Do nascimento até a morte o Pe. João Maria viveu numa França muito conturbada, com muitas transformações políticas e religiosas, com suas consequências econômicas e sociais.
Políticas: Vários regimes de governo: absolutismo; Revolução Francesa 1789; Napoleão Bonaparte em 1804 proclama-se imperador e faz guerra em toda Europa, até1815; Restauração com volta da família real até1830, outra revolução para derrubar a realeza.
Religiosas. A Revolução Francesa nacionalizou os bens da Igreja, suprimiu ordens religiosas e fez Constituição civil do clero, onde parte do clero jura fidelidade ao governo, outros não. Vai conflitar e dividir internamente a Igreja por décadas. De 1791 a 1799 têm perseguições religiosas; vários anos as igrejas ficam fechadas, outras são vendidas, padres fogem do país, outros são presos ou executados.

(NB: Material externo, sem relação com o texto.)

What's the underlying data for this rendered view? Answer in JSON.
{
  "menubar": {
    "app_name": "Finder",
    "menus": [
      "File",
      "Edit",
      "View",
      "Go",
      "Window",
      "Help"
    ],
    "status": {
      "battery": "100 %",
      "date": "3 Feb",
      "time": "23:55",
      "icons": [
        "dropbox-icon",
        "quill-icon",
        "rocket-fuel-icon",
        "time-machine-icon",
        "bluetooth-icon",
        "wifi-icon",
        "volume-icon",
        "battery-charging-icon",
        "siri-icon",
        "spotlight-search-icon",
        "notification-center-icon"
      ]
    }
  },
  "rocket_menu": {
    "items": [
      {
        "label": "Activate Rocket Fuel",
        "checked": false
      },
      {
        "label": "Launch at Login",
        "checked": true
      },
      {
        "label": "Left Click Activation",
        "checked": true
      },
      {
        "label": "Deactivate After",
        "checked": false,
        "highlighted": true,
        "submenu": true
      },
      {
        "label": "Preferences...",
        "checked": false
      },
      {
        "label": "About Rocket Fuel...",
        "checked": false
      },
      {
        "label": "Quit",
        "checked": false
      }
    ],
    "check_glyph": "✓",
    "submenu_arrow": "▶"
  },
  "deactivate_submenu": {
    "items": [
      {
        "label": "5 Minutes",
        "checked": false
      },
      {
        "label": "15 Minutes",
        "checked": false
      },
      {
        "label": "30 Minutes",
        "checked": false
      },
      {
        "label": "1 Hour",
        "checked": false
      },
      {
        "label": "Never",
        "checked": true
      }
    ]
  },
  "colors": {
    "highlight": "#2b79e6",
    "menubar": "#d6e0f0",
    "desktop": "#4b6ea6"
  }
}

Até iniciar a formação presbiteral, em1806, João Maria, viveu numa Igreja clandestina, sem possibilidade regulares de estudo, de frequentar as missas, de catequese. Ao iniciar a formação, em 1806, foi morar de favor e recebia lições de Balley, pároco de Ecully. Era um “aluno de vinte anos, quase analfabeto”. Balley tinha plena consciência das limitações deste seminarista, mas via nele um vocacionado e disse: “Quanto a ele, o tomarei e me sacrificarei por ele, se for necessário”. João Vianney foi ordenado por causa deste apoio e não decepcionou.

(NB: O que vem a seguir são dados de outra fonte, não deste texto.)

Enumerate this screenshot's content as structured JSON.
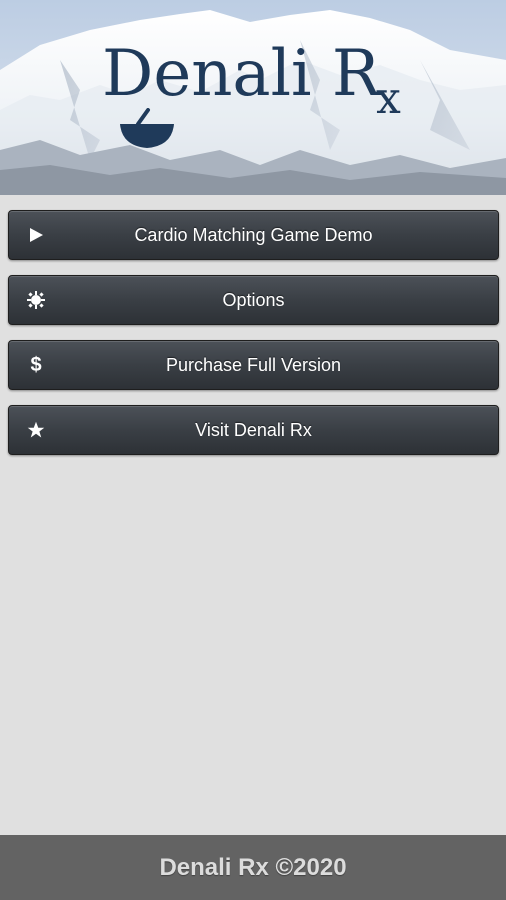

Iniciou a formação presbiteral contra a vontade do pai. Em 1809 João Maria foi convocado para o exército de Napoleão mas ficou doente, desertou e ficou escondido vários meses. Voltou ao seminário depois que seu irmão mais se apresentou no exército em seu lugar. Dele a família não teve mais notícias. Fato que o pai nunca perdoou e por isso sempre se manteve distante do filho.

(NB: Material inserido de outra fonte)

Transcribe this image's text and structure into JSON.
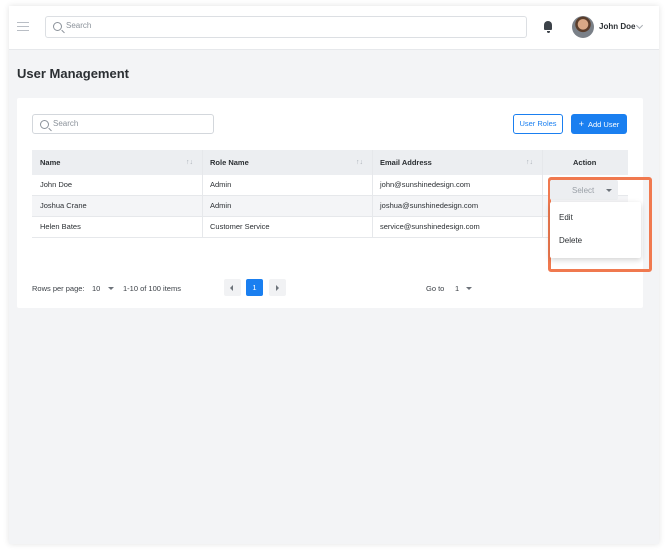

Os tempos mudam, mas o essencial da vida do pároco permanece. Quando Pe. João Maria iniciou o seu ministério presbiteral o governo já havia mudado a postura em relação à Igreja permitindo que ela realizasse a sua missão. Porém os prédios das igrejas estavam sucateados; o clero “juramentado” e “refratário” vivia em tensão; a catequese precisava ser reiniciada. Anos de uma política de intolerância contra a Igreja e a religião criou-se um ambiente hostil. Além disso, uma população empobrecida em virtude dos conflitos internos e das guerras contra outras nações.
A biografia vai descrevendo amplamente a vida de padre. Foi vigário paroquial do Pe. Balley que o introduziu no ministério progressivamente. O tratava como um noviço que precisava amadurecer e receber tarefas aos poucos. Inicialmente o bispo não tinha dado licença para ensinar na catequese e nem atender confissões.
Os primeiros atos em Ars são assim testemunhados. Ele conciliou o afeto dos seus paroquianos com a sua grande caridade, a grande bondade e as numerosas visitas que fazia. Também teve que iniciar a reforma da igreja, que chamava “a casa do bom Deus”.
Preocupado com a falta de escola, inicia a obra Providence. Com o passar do tempo vai se tornando também internado de pobres e órfãos. O desafio constante era a manutenção. Anos depois a obra foi confiada a religiosas e outra escola aos Irmãos da Sagrada Família.
A partir de 1830 começam as peregrinações de fiéis para se confessarem com o pároco de Ars. Um novo desafio a ser enfrentado. Os fiéis reconhecem este carisma no Pe. Vianney e ele colocou este dom à disposição dos que o procuravam.
São João Maria Vianney com sua austeridade, ensinamentos catequéticos, vida de oração e zelo pastoral é um facho de luz para o exercício do nosso ministério presbiteral. Que ele interceda por nós. São João Maria Vianney, rogai por nós.